A thin spherical conducting shell of radius $R$ has a charge $q.$ Another charge $Q$ is placed at the center of the shell. The electrostatic potential at a point $P$ a distance ${R \over 2}$ from the center of the shell is
A
${{2Q} \over {4\pi {\varepsilon _0}R}}$
B
${{2Q} \over {4\pi {\varepsilon _0}R}} - {{2q} \over {4\pi {\varepsilon _0}R}}$
C
${{2Q} \over {4\pi {\varepsilon _0}R}} + {q \over {4\pi {\varepsilon _0}R}}$
D
${{\left( {q + Q} \right)2} \over {4\pi {\varepsilon _0}R}}$

## Explanation

Electric potential due to charge $Q$ placed at the center of spherical shell at point $P$ is

${V_1} = {1 \over {4\pi {\varepsilon _0}}}{Q \over {R/2}} = {1 \over {4\pi {\varepsilon _0}}}{{2Q} \over R}$

Electric potential due to charge $q$ on the surface of the spherical shell at any point inside the shell is

${V_2} = {1 \over {4\pi {\varepsilon _0}}}{q \over R}$
2

### AIEEE 2003

If the electric flux entering and leaving an enclosed surface respectively is ${\phi _1}$ and ${\phi _2},$ the electric charge inside the surface will be
A
$\left( {{\phi _2} - {\phi _1}} \right){\varepsilon _0}$
B
$\left( {{\phi _2} + {\phi _1}} \right)/{\varepsilon _0}$
C
$\left( {{\phi _2} - {\phi _1}} \right)/{\varepsilon _0}$
D
$\left( {{\phi _1} + {\phi _2}} \right){\varepsilon _0}$

## Explanation

The flux entering an enclosed surface is taken as negative and the flux leaving the surface is taken as positive, by convention.
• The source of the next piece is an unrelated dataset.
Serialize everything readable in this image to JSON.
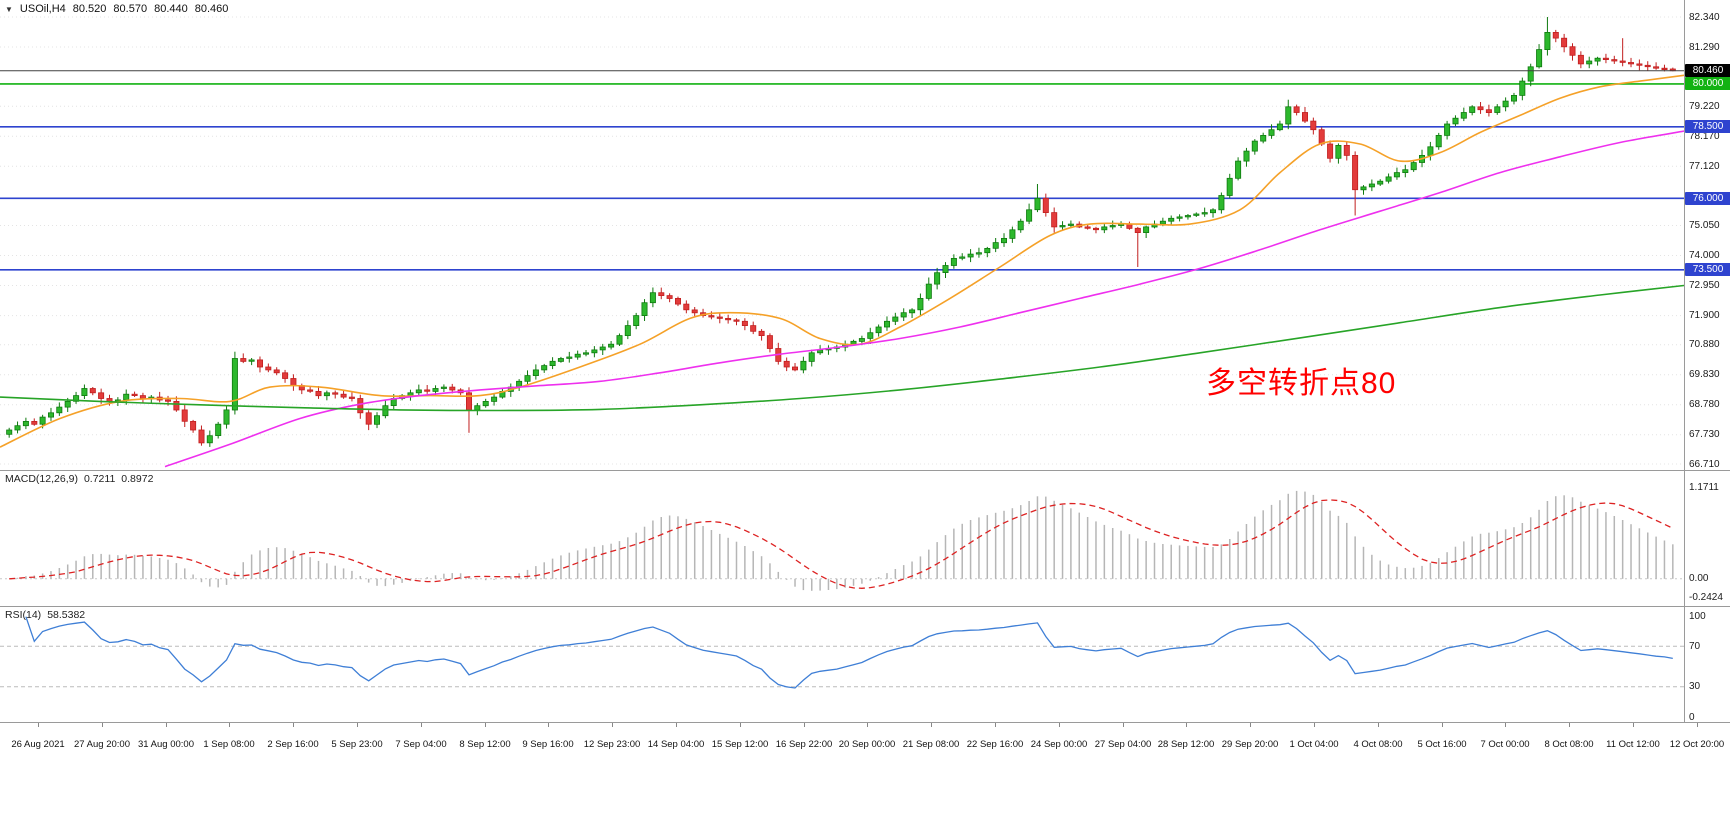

Therefore the net flux leaving the enclosed surface $= {\phi _2} - {\phi _1}$

$\therefore$ the change enclosed in the surface by Gauss's law is $q = { \varepsilon _0}\,\left( {{\phi _2} - {\phi _1}} \right)$
3

### AIEEE 2003

A sheet of aluminium foil of negligible thickness is introduced between the plates of a capacitor. The capacitance of the capacitor
A
decreases
B
remains unchanged
C
becomes infinite
D
increases

## Explanation

The capacitancce of parallel plate capacitor in which a metal plate of thickness $t$ is inserted is given by

$C = {{{\varepsilon _0}A} \over {d - t}}.\,\,\,\,\,$

Here $t \to 0\,\,\,\,\,\,$ $\therefore$ $C = {{{\varepsilon _0}A} \over d}$
4

### AIEEE 2002

Capacitance (in $F$) of a spherical conductor with radius $1$ $m$ is
A
$1.1 \times {10^{ - 10}}$
B
${10^{ - 6}}$
C
$9 \times {10^{ - 9}}$
D
${10^{ - 3}}$

## Explanation

For an isolated sphere, the capacitance is given by

$C = 4\pi \,{ \in _0}\,r$

$= {1 \over {9 \times {{10}^9}}} \times 1$

$= 1.1 \times {10^{ - 10}}F$